Of course, it must be sad to be engaged in a discipline that you think is no more than the handmaid of all the other—legitimate?—ones, but that's only half the problem. When students see this and when administrators see it, is it any wonder at all that philosophy gets shunted aside and cut with all the other humanities? When you give up on your own discipline, you shouldn't be amazed when others do as well.

Saturday, June 01, 2013

Why would you want to get married? In praise of old wineskins.

Last night I got to play faculty spouse at a party celebrating the other half's promotion to full professor. I don't always do well at these events. I am not generally comfortable in groups and I tend to get into heated arguments with other academics. But if the crowd and my BAC are just right, I can be quite the wit.
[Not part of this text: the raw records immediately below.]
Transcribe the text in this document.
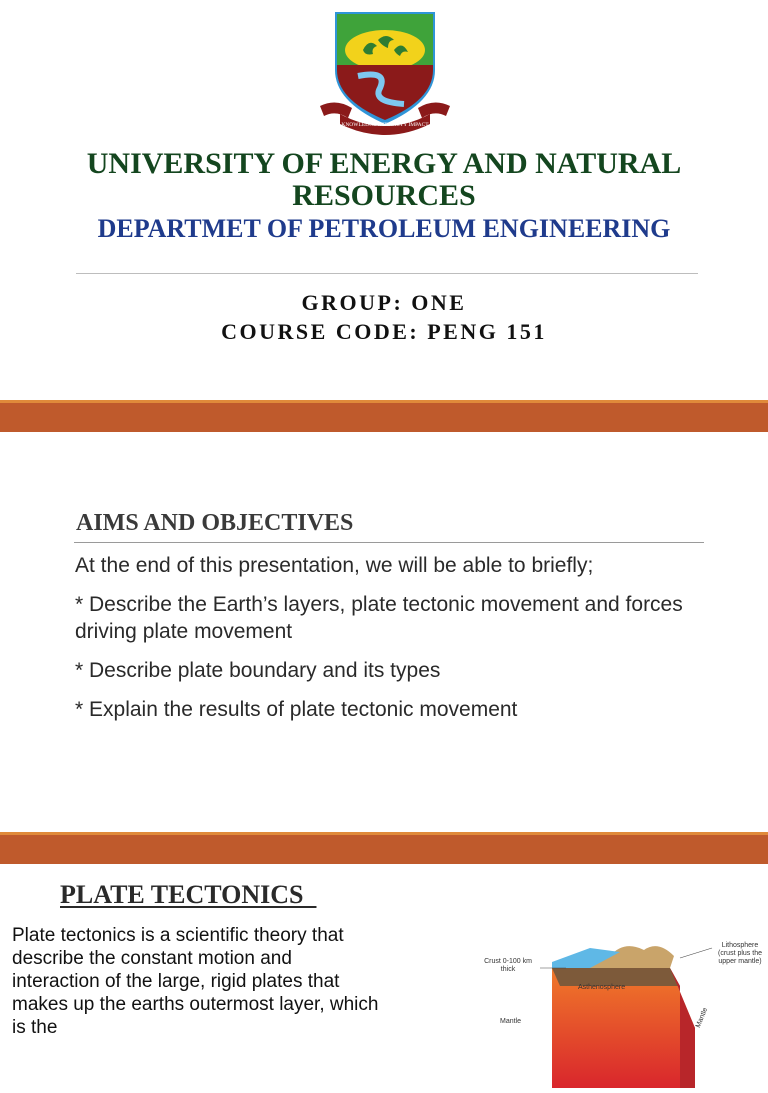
KNOWLEDGE INTEGRITY IMPACT
UNIVERSITY OF ENERGY AND NATURAL RESOURCES
DEPARTMET OF PETROLEUM ENGINEERING

GROUP: ONE

COURSE CODE: PENG 151

AIMS AND OBJECTIVES
At the end of this presentation, we will be able to briefly;
* Describe the Earth’s layers, plate tectonic movement and forces driving plate movement
* Describe plate boundary and its types
* Explain the results of plate tectonic movement
PLATE TECTONICS

Plate tectonics is a scientific theory that describe the constant motion and interaction of the large, rigid plates that makes up the earths outermost layer, which is the

Crust 0-100 km thick
Lithosphere (crust plus the upper mantle)
Asthenosphere
Mantle
Mantle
Last night, all was good.
As the evening was drawing to a close, I was talking to a visiting Scots academic and her partner. We began talking about the intricacies of American law, the relations among the various branches of the federal government and between the federal and State governments, the end of common-law marriage, and the laws and cases regarding same-sex marriage. My Scots interlocutor, having told me that marriage was, after all, a worn-out institution, asked why we had gotten married—of course, she and her (male) partner had not. Was it because we felt we had to? Was it to prove a political point? Was it a statement about rights? What reason could we have had beyond the practical reasons?
I'm not sure that she was ready when I asked her what reasons there might be beyond the "practical" ones. We got married largely for all those practical reasons. I suppose this sounds strange. To me it is the only one that makes sense in a secular setting.
There is a discourse that is shared both by those who reject marriage as hopelessly outmoded and by those marriage advocates who too often take themselves to speak for the gay and lesbian community that sees marriage as primarily about a particular picture of a romantic relationship, a particular image of love. It is all tuxedos and white dresses and cakes and, ..., well you know the rest.
But of course civil marriage is a contract, one we have inherited from the Romans as much as from anyone. And contracts are about practical purposes. 
I don't need to be married to validate my love—and the highest title I can bestow on the other half isn't "spouse" or "husband"; it's "friend." There is love and romance in our relationship, but the marriage didn't create that and isn't, primarily, about that.
Nor does being married define our relationship. I am married because the contract allows us better to pursue many of our practical goals; and, the contract provides an impetus to continue to work on those goals together.  And, within the framework of that contract, the relationship itself can be worked out in a number of ways.
Marriage may be an old institution, but to see that it has played out in any number of horrible ways in the past doesn't mean that the outlines of the contract cannot be put to good use. You can have the frame without filling it in in exactly the same ways. Sometimes it might make sense to put new wine in old skins.